The target PID parameter must identify a running process and ADDRESS must identify a valid instruction address.
This is a guru mode probe.
(5) Target process
探测点:
动态链接库中的函数(比如glibc)
Target process mode (invoked with stap -c CMD or -x PID) implicitly restricts all process.* probes to the given child
process.
If PATH names a shared library, all processes map that shared library can be probed.
If dwarf debugging information is installed, try using a command with this syntax:
probe process("/lib64/libc-2.8.so").function("...") { ... }
(6) Instruction probes
探测点:
单条指令
指令块
process("PATH").insn
process(PID).insn
process("PATH").insn.block
process(PID).insn.block
The .insn probe is called for every single-stepped instruction of the process described by PID or PATH.
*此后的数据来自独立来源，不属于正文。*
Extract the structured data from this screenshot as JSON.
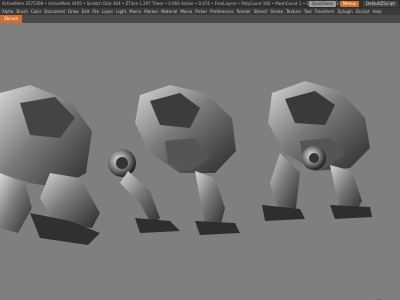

The .insn.block probe is called for every block-stepped instruction of the process described by PID or PATH.
Using this feature will significantly slow process execution.
统计一个进程执行了多少条指令:
stap -e 'global steps; probe process("/bin/ls").insn {steps++}; probe end {printf("Total instruction: %d\n", steps)}' \
-c /bin/ls
(7) 使用
gcc -g3 -o test test.c
stap -L 'process("./test").function("*")' // 显示程序中的函数和变量
调试等级:
Request debugging information and also use level to specify how much information. The default level is 2.
Level 0 produces no debug information at all. Thus, -g0 negates -g.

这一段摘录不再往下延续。